4th October 2009
Toward the end of November, a new Ventura shop will go online. This may come as a great surprise to the avid followers of Ventura's postmodern style of watchmaking, since the investors founder Pierre Nobs had acquired to continue the weakened venture pulled the plug and declared bankruptcy in September of 2007.
“I think that the main problem was the total lack of chemistry between me — never ceasing to build up a brand and an image — and the private equity investors, who were looking for a quick return. Frankly, I don't care to look back [at this period in time],” Nobs explained this morning during an exclusive interview.
First sketch on a napkin
Nobs, a mechanical engineer by profession, designed his first watch on a cocktail napkin in a bar in Tokyo 35 years ago as a solution to a problem for another company. Over the course of two decades during the mechanical renaissance, he made a name for his own brand founded in 1989, with ultra-modern design and standard ETA movements. The designs often came from fruitful collaboration with industry designers such as Flemming Bo Hansen, Paolo Fancelli, Adrian Frutiger, and Hannes Wettstein.
“[We wanted to] specialize in developing timepieces with distinct contemporary design and started with a digital project: ‘watch' by Danish designer Flemming Bo Hansen. What devils rode me to invest all of my own and some other's money into the development of this project — and at a time when digital watches were used as giveaways — I don't know. As it turned out, ‘watch' became one of Ventura's most successful products; it was selected in 1990 to become part of the permanent design collection of New York's Museum of Modern Art.”
It was probably, however, Hansen's no-frills design combined with Nobs's Ventura Caliber 99 (a type of autoquartz) in a model called SPARC that earned the Swiss brand its reputation among aficionados.

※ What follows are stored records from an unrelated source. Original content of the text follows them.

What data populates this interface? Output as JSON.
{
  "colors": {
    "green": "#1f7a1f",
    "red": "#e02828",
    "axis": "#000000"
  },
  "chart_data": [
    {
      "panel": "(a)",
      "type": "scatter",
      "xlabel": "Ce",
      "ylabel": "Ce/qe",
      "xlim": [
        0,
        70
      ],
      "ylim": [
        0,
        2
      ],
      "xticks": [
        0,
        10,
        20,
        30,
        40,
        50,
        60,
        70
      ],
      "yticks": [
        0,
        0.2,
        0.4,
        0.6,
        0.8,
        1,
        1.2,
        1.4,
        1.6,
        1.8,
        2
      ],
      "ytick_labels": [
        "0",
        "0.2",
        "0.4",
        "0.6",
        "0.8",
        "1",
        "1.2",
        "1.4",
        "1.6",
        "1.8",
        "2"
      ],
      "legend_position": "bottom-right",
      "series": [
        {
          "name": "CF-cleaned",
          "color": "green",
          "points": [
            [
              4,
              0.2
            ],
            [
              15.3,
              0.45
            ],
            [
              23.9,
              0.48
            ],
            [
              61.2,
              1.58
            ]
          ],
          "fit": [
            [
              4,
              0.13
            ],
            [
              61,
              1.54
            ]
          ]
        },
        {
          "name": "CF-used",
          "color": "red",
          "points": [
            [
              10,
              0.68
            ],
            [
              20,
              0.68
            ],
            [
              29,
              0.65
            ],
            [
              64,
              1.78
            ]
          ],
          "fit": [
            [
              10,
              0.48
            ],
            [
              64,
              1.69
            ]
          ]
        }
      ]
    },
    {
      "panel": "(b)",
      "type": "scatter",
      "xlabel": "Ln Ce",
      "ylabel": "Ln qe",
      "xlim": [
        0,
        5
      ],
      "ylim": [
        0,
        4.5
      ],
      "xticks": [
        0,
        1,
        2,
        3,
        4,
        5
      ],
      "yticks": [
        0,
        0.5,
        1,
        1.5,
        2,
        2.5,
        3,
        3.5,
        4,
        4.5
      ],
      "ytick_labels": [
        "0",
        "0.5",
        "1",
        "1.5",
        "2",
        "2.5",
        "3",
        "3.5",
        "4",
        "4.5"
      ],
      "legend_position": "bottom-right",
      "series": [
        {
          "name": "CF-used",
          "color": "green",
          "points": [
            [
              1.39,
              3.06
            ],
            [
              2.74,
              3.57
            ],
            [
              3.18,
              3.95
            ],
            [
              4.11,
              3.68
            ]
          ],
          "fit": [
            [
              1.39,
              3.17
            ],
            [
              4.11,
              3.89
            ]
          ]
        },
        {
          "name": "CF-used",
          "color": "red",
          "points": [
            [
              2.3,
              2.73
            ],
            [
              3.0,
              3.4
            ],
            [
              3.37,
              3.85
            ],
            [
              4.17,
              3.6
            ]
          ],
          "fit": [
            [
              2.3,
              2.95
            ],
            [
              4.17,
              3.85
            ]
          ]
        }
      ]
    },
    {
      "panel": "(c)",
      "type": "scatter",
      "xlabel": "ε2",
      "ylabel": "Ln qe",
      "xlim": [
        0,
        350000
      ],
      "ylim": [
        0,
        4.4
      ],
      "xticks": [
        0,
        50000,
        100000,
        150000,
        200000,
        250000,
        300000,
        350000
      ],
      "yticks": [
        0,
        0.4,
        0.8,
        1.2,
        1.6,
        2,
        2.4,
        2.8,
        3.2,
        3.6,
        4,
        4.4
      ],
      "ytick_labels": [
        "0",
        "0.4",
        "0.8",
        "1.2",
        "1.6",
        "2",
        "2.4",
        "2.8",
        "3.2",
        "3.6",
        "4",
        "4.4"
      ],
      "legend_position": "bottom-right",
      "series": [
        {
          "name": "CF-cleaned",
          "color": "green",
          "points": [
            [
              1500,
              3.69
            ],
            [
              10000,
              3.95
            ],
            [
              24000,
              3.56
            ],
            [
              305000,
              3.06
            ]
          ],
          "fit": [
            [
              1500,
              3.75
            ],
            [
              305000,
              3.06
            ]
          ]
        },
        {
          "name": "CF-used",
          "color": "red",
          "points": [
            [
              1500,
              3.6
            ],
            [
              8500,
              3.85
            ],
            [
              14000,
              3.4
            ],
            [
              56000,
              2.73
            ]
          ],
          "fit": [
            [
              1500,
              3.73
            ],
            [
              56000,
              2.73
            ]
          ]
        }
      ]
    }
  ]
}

Ventura design fits new realities
Ventura's demise came at an extremely fat time in the watch industry, with ever more complicated complications and larger, unusual cases. It was perhaps the unpretentious and unadorned style of the Ventura watches that caused prospective customers to look the other way during this period. “I am extremely glad that the years of the ‘bling-bling' vanished during [our] absence; I think that the sober, clean, and serious Ventura design fits the new realities just perfectly.”
Swiss government officials appointed by bankruptcy court attempted to arrange a sale of Ventura during these hiatus years, and indeed it did almost pass into the hands of an American wholesaler, as Nobs relates, “Some people attempted to cash in on the good name of Ventura by trying to purchase the brand on the cheap. I guess that they eventually realized that filling the shoe size would have been way over their heads.”
Nobs also explains that he continually received e-mails from around the world urging him to go back into business. “Frankly, I had started to take a liking to golf, working on my handicap,” he quips. “Eventually, however, it was Richard Tibber of Zeon Ltd. in London, an old friend, who was ready to bankroll the project and who made everything possible.”
Wettstein's v-matic series, a Bauhaus-style chronograph powered by a Valjoux 7750, was a popular mechanical Ventura family. Before going bankrupt, however, Nobs and his investors decided it was time to once and for set themselves apart from the competition, concentrating solely on what came to be known as the manufacture electronique and the concept of autoquartz, which he called MGS (Micro Generation System).
Always a tick in advance
Nobs explains what he sees as the near future for him, “Our models were always a tick too much in advance. Many consumers realized the strength of the Ventura concepts when it was too late; we will therefore be very busy catching up in delivering back orders and so many will be very happy that they are now finally able to get an original Ventura watch. Of course we do have plans for a new generation of products, but I am in no hurry. As in the past: good things need time.”
Hannes Wettstein, Nobs's “partner in time,” unfortunately passed away in mid-2008. Wettstein can certainly be termed instrumental in determining the look and feel of Ventura before its demise. Will there be a memorial timepiece? “Absolutely not,” Nobs emphatically answers. “Hannes was a friend and a unique designer; any attempt to cash in on his name and reputation would be cheap and unworthy. I am sure that he would have wanted me to continue the Ventura road and his legacy with young and talented new designers.”
As times have changed, so must Ventura — a fact Nobs understands without missing a beat. Therefore, his distribution policies will be somewhat modified. “It is unbelievable how many dealers want to have the brand back in their shop, and we intend to deal with them directly and without middlemen,” he explains. “At the same time, our website will feature an online shop, as it is impossible to reach out to all interested consumers all over the world otherwise. We have an obligation to take care of our customers.”